Stürmer hängen in der Luft
Die zwischenzeitlich neu gewonnene Stabilität, in zwei Spielen gegen Leipzig unter Beweis gestellt, ist noch sehr fragil. Die zuletzt stabile Abwehr war auf einmal nicht mehr stabil. Und das Angriffsspiel verläuft gerade auswärts weiter meistens irgendwo im Sande. Der Stürmer, in der ersten Halbzeit André Silva oder die Stürmer, nach der Halbzeit kam Bas Dost hinzu, hängen völlig in der Luft. Ein Kombinationsspiel nach vorne gab es schlicht nicht, nur wildes Gebolze, in der Hoffnung, dass Filip Kostic vielleicht einmal seinen Gegnern entwischen könnte. Das kann mal klappen, aber inzwischen ist die Konkurrenz darauf längst eingestellt. Die Dortmunder zum Beispiel haben Kostic in eine Doppeldeckung genommen. Damit war das Frankfurter Angriffsspiel auf Null gestellt. Es war eine Ansammlung von Dutzenden von Fehlpässen, die zwischenzeitlich absurde Ausmaße angenommen hatte. Ein Viertel aller Pässe fanden den Gegner. Die Balance im Frankfurter Spiel, verloren gegangen irgendwann vor Weihnachten, ist also noch längst nicht wieder komplett hergestellt.
Kein Frankfurter Spieler war wirklich gut am Freitagabend, alle waren sie schlecht, manch einer noch schlechter als andere. Der Trainer vermied es darum auch, auf Einzelkritik einzugehen. „Es geht nicht um einzelne Spieler“, sagte er, „wir haben als Mannschaft nicht das gespielt, was wir spielen wollten.“ Einigen Frankfurter Profis aber wurden Grenzen aufgezeigt. Die beiden Außenverteidiger Almamy Touré und Evan Ndicka sind mit all ihrem Talent an Grenzen gestoßen. Sie waren völlig überfordert vor mehr als 80.000 Zuschauern im Dortmunder Fußball-Tempel. Alles, was Spieler wie Jadon Sancho oder Thorgan Hazard da veranstalteten, ging viel zu schnell für die beiden Franzosen. Neben dem durchgehend fehlenden Tempo blinken die größten Defizite im Frankfurter Mittelfeld auf. Schon vor der Saison wurden rund 20 Millionen Euro in Spieler wie Dominik Kohr und Djibril Sow investiert, die ihre Stärken im Zweikampf, im Laufvermögen und in der Arbeit „gegen“ den Ball haben. Mit dem Ball aber herrschte und herrscht große Armut. Mit Stefan Ilsanker wurde im Winter ein weiterer „Zerstörer“ hinzugeholt. Der kann helfen, wenn das Spiel auf die Eintracht zuläuft. Er ist aber keine Hilfe, wenn die Eintracht ein Spiel nach vorne entwickeln muss.

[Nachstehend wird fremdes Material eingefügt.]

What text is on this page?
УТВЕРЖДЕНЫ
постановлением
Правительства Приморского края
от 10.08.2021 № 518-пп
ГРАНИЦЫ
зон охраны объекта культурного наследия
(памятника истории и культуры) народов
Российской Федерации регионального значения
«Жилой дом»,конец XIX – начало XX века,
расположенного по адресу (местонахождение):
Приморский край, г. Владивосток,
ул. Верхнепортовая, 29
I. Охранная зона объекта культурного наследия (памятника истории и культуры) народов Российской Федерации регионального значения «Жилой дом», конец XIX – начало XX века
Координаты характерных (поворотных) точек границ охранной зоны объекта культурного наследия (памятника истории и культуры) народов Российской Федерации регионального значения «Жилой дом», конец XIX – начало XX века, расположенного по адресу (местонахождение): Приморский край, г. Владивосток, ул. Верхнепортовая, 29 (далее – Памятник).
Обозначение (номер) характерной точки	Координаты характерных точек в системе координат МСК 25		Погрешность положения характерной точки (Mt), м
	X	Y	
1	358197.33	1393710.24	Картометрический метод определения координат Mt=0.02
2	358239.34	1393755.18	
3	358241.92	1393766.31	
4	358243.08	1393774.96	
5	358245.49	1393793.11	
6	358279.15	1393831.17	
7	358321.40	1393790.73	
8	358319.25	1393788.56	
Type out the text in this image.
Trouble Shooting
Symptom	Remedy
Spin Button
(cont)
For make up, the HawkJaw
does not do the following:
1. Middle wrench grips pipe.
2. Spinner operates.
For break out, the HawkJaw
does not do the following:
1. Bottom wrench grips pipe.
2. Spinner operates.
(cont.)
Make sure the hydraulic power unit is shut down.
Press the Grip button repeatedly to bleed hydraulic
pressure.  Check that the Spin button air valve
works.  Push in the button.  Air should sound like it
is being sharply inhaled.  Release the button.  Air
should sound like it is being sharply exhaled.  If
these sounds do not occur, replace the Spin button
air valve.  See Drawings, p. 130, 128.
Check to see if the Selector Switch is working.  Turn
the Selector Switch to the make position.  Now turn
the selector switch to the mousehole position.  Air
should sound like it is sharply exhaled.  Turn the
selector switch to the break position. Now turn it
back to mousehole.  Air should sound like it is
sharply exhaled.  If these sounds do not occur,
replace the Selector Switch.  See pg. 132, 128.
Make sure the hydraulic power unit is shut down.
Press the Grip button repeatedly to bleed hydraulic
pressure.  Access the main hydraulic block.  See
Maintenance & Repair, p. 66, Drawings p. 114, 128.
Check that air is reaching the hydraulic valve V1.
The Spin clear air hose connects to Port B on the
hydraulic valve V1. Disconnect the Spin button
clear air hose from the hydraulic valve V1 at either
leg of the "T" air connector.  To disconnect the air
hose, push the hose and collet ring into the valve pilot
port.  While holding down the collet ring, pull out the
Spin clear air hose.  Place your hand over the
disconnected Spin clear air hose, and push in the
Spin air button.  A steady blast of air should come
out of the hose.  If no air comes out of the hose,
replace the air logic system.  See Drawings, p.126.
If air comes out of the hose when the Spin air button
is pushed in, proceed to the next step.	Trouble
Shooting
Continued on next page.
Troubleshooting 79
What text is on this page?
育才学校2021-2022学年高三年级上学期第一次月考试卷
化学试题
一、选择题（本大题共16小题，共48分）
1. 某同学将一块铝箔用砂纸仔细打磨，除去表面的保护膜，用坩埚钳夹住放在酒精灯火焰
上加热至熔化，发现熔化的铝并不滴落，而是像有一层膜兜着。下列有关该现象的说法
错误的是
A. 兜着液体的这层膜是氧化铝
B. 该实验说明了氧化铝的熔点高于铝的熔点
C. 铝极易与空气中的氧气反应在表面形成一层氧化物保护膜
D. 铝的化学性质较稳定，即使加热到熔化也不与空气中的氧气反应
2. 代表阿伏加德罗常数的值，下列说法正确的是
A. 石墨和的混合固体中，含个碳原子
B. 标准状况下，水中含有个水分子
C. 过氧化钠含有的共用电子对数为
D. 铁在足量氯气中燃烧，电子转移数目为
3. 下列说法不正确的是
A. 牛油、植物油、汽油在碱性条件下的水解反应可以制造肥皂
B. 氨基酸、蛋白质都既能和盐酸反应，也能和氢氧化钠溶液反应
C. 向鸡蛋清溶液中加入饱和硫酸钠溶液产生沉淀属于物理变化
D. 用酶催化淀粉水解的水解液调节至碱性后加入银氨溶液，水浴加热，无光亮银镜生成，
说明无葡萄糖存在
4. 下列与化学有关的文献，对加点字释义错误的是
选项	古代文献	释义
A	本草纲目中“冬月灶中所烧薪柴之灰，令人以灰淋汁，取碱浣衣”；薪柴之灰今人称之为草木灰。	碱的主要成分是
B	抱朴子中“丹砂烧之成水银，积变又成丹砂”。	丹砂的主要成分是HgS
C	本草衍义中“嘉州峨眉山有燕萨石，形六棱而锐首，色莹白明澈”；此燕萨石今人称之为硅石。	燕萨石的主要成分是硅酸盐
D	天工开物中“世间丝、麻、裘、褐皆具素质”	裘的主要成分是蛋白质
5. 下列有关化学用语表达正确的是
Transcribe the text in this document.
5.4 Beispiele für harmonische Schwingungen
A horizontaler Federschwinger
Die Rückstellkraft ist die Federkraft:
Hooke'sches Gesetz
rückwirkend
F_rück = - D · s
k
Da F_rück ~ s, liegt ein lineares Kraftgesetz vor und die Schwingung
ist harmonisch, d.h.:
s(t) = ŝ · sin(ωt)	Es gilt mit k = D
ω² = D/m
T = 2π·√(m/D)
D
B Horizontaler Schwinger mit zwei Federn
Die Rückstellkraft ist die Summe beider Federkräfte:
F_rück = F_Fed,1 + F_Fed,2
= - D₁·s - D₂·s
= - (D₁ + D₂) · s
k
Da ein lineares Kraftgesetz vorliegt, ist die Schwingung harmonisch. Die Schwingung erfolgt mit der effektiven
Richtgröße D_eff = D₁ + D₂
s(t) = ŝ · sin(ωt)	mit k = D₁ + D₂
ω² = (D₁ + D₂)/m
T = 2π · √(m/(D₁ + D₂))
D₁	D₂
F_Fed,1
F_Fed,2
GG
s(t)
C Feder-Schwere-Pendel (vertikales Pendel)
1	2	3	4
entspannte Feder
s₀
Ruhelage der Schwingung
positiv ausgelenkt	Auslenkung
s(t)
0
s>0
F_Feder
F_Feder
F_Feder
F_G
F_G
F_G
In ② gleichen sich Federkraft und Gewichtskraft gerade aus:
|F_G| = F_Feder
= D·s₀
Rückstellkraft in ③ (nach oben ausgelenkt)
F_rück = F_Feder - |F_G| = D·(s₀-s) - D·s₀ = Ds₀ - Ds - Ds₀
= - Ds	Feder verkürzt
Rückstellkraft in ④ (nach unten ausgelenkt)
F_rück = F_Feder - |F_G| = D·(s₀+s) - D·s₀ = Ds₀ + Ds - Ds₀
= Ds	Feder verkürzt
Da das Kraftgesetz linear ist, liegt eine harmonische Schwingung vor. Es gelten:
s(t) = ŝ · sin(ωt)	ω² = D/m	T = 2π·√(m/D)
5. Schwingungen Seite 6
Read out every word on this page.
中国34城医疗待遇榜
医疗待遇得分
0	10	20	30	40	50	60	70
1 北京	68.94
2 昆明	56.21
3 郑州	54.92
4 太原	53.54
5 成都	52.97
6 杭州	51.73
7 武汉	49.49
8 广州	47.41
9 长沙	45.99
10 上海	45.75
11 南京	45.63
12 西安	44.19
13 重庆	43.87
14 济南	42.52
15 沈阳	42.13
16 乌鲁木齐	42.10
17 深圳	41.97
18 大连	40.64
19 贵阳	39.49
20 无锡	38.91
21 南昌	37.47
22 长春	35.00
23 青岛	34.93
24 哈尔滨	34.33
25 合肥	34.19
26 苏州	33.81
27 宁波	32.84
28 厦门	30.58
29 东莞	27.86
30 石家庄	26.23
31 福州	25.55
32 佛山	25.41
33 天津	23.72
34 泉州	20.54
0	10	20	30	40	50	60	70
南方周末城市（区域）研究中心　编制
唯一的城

Dem Frankfurter Trainer ist es gelungen, mit taktischen Umstellungen, einer Konzentration auf Defensive und der Schärfung der Sinne innerhalb des Teams eine kleine Serie hinzulegen, die Abstand zur Abstiegszone gebracht hat. Das ist aller Ehren wert, sieht man das eher unterdurchschnittliche Potential im Team. Vielleicht werden die Frankfurter es in den nächsten Wochen dann tatsächlich anders machen als alle anderen: Sie werden sich auf die Pokale konzentrieren (Europacup gegen Salzburg, DFB-Pokal gegen Bremen) und in der Liga noch die sechs, sieben nötigen Punkte holen, um gänzlich außer Gefahr zu geraten.